Laney students have jobs, and often more than one; they have spouses and children. They have families to support; some simply struggle to support themselves. Is it fair to demand that, amid these injustices, they put more on the line?
Tinonga, an active member of the ISO, knows all too well the intersection of pressing, personal off-campus demands and a passionate political drive.
The ISO Club’s “No Cuts Laney Coalition” culminated in a 1,000-student walk-out. Laney students marched into downtown Oakland, protesting statewide cuts to education.
Tinonga enrolled at Laney College in 2009, and was in the process of getting his Labor certification when he left the school to work for a nonprofit. “[But] the reason I was able to get that job was because of the skills I learned at the Labor program at Laney,” says Tinonga.
Tinonga also started Laney’s ISO Club, the effect of which could be felt all across Laney’s campus over the course of its four-year run from 2009 to 2013. It put on ambitious events, often in conjunction with the Black Student Union, including a visit from Dr. John Carlos, one of the Olympic athletes who raised their fists in the Black Power salute at the 1968 Summer Olympics. Tinonga recalls that event drawing in hundreds.
But the ISO Club’s greatest achievement may be the 2010 creation of the “No Cuts Laney Coalition,” culminating in a 1,000-student walk-out. Laney students marched into downtown Oakland, protesting statewide cuts to education, and there joined with a contingent from the other Peralta Colleges and UC Berkeley.
Tinonga remembers them shutting down downtown Oakland for most of the afternoon. Tinonga says that this work at Laney College, as well his time there, reinforced what he believed about working class people.
“When they actually see [that] powerful Marxist politics are kind of a guide to change the world,” he says, “I think that people actually, despite all that commitment that they have in their life, find time to make activism part of their life.”
Now is the Time
At Socialist Alternative, Brightwell knows that colleges like Laney represent wellsprings of political students aching to see — and make — impactful change happen.
“Working class students are so squeezed these days financially, worse than 20 years ago… so it’s a little harder to reach [them], but it’s definitely a demographic that I think we need to find a way to talk to,” Brightwell says.
But if socialists are going to organize students like those at Laney — to echo McLaughlin’s words — now is the time.
Their Oakland, Their Now
Affordable housing, gentrification and displacement, police brutality, cuts to education: Laney students all agree that these are the most pressing issues of their Oakland, and their now.
It just so happens that these are exactly the issues socialists have decades of experience dealing with. And it also happens that Laney students’ now is the time when their political consciousnesses begin to evolve in groundbreaking ways.
When students get to Laney College, from wherever they come, that the mood is ripe for real, meaningful change.

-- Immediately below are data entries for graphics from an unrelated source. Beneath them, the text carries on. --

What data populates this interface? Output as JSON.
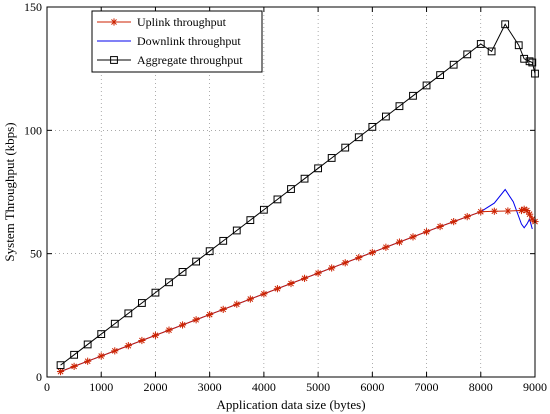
{
  "chart_data": {
    "type": "line",
    "xlabel": "Application data size (bytes)",
    "ylabel": "System Throughput (kbps)",
    "xlim": [
      0,
      9000
    ],
    "ylim": [
      0,
      150
    ],
    "xticks": [
      0,
      1000,
      2000,
      3000,
      4000,
      5000,
      6000,
      7000,
      8000,
      9000
    ],
    "yticks": [
      0,
      50,
      100,
      150
    ],
    "grid": true,
    "legend_position": "top-left",
    "series": [
      {
        "name": "Uplink throughput",
        "color": "#cc2200",
        "marker": "star",
        "x": [
          250,
          500,
          750,
          1000,
          1250,
          1500,
          1750,
          2000,
          2250,
          2500,
          2750,
          3000,
          3250,
          3500,
          3750,
          4000,
          4250,
          4500,
          4750,
          5000,
          5250,
          5500,
          5750,
          6000,
          6250,
          6500,
          6750,
          7000,
          7250,
          7500,
          7750,
          8000,
          8250,
          8500,
          8750,
          8800,
          8850,
          8900,
          8950,
          9000
        ],
        "y": [
          2.2,
          4.3,
          6.4,
          8.5,
          10.6,
          12.7,
          14.8,
          16.9,
          19.0,
          21.1,
          23.2,
          25.3,
          27.4,
          29.5,
          31.6,
          33.7,
          35.8,
          37.9,
          40.0,
          42.1,
          44.2,
          46.3,
          48.4,
          50.5,
          52.6,
          54.7,
          56.8,
          58.9,
          61.0,
          63.0,
          65.0,
          67.0,
          67.2,
          67.3,
          67.5,
          68.0,
          67.5,
          66.0,
          64.0,
          63.0
        ]
      },
      {
        "name": "Downlink throughput",
        "color": "#0000ee",
        "marker": "none",
        "x": [
          250,
          500,
          750,
          1000,
          1250,
          1500,
          1750,
          2000,
          2250,
          2500,
          2750,
          3000,
          3250,
          3500,
          3750,
          4000,
          4250,
          4500,
          4750,
          5000,
          5250,
          5500,
          5750,
          6000,
          6250,
          6500,
          6750,
          7000,
          7250,
          7500,
          7750,
          8000,
          8250,
          8450,
          8600,
          8750,
          8800,
          8850,
          8900,
          8950
        ],
        "y": [
          2.2,
          4.3,
          6.4,
          8.5,
          10.6,
          12.7,
          14.8,
          16.9,
          19.0,
          21.1,
          23.2,
          25.3,
          27.4,
          29.5,
          31.6,
          33.7,
          35.8,
          37.9,
          40.0,
          42.1,
          44.2,
          46.3,
          48.4,
          50.5,
          52.6,
          54.7,
          56.8,
          58.9,
          61.0,
          63.0,
          65.0,
          67.0,
          70.5,
          76.0,
          71.0,
          62.0,
          60.5,
          62.0,
          64.0,
          60.0
        ]
      },
      {
        "name": "Aggregate throughput",
        "color": "#000000",
        "marker": "square",
        "x": [
          250,
          500,
          750,
          1000,
          1250,
          1500,
          1750,
          2000,
          2250,
          2500,
          2750,
          3000,
          3250,
          3500,
          3750,
          4000,
          4250,
          4500,
          4750,
          5000,
          5250,
          5500,
          5750,
          6000,
          6250,
          6500,
          6750,
          7000,
          7250,
          7500,
          7750,
          8000,
          8200,
          8450,
          8700,
          8800,
          8900,
          8950,
          9000
        ],
        "y": [
          4.8,
          9.0,
          13.2,
          17.4,
          21.6,
          25.8,
          30.0,
          34.2,
          38.4,
          42.6,
          46.8,
          51.0,
          55.2,
          59.4,
          63.6,
          67.8,
          72.0,
          76.2,
          80.4,
          84.6,
          88.8,
          93.0,
          97.2,
          101.4,
          105.6,
          109.8,
          114.0,
          118.2,
          122.4,
          126.6,
          130.8,
          135.0,
          132.0,
          143.0,
          134.5,
          129.0,
          128.0,
          127.5,
          123.0
        ]
      }
    ]
  }
}
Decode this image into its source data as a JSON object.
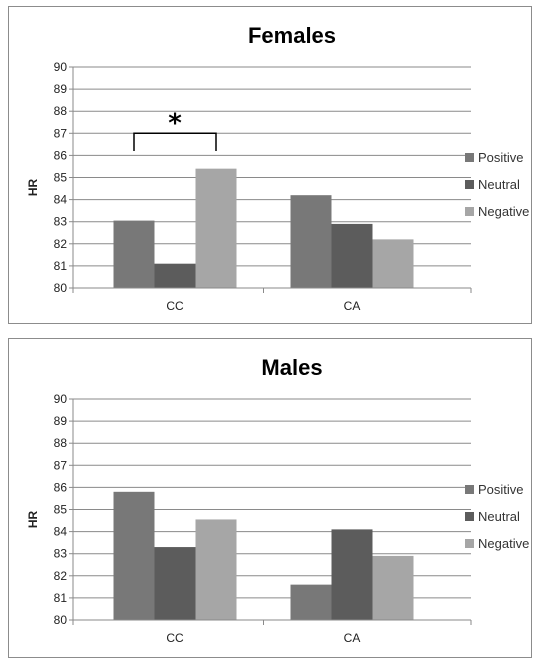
{
  "chart_data": [
    {
      "type": "bar",
      "title": "Females",
      "ylabel": "HR",
      "xlabel": "",
      "ylim": [
        80,
        90
      ],
      "yticks": [
        80,
        81,
        82,
        83,
        84,
        85,
        86,
        87,
        88,
        89,
        90
      ],
      "categories": [
        "CC",
        "CA"
      ],
      "series": [
        {
          "name": "Positive",
          "values": [
            83.05,
            84.2
          ],
          "color": "#787878"
        },
        {
          "name": "Neutral",
          "values": [
            81.1,
            82.9
          ],
          "color": "#5c5c5c"
        },
        {
          "name": "Negative",
          "values": [
            85.4,
            82.2
          ],
          "color": "#a6a6a6"
        }
      ],
      "annotation": {
        "text": "*",
        "category": "CC",
        "from_series": "Positive",
        "to_series": "Negative"
      },
      "grid": true,
      "legend": "right"
    },
    {
      "type": "bar",
      "title": "Males",
      "ylabel": "HR",
      "xlabel": "",
      "ylim": [
        80,
        90
      ],
      "yticks": [
        80,
        81,
        82,
        83,
        84,
        85,
        86,
        87,
        88,
        89,
        90
      ],
      "categories": [
        "CC",
        "CA"
      ],
      "series": [
        {
          "name": "Positive",
          "values": [
            85.8,
            81.6
          ],
          "color": "#787878"
        },
        {
          "name": "Neutral",
          "values": [
            83.3,
            84.1
          ],
          "color": "#5c5c5c"
        },
        {
          "name": "Negative",
          "values": [
            84.55,
            82.9
          ],
          "color": "#a6a6a6"
        }
      ],
      "grid": true,
      "legend": "right"
    }
  ]
}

Tinonga, for example, began his journey right before college, and had it catalyzed by the beginning of the Iraq War. Brightwell’s journey was sparked by her time at UC Berkeley, when the Rodney King riots highlighted for her the entrenched nature of poverty and racism in the U.S.
At Laney, both Steele and Gray were called to politics after taking their first political science courses. Horne’s and Saechin’s entries into politics were inevitable, brought about by their 18th birthdays and their newfound ability to vote.
Whether because they’re at this politically evolutionary age, or because they’re taking classes with those students who are going through this process, or even because they never abandoned or forgot that political spirit in the first place: when students find themselves at Laney College, something important clicks.
It’s around this time when the rich political climate and broken social landscape of the Oakland that surrounds their school’s campus triggers something revolutionary in students.
In other words, it’s when students get to Laney College, from wherever they come, that — now echoing Cobeen — the mood is ripe for real, meaningful change.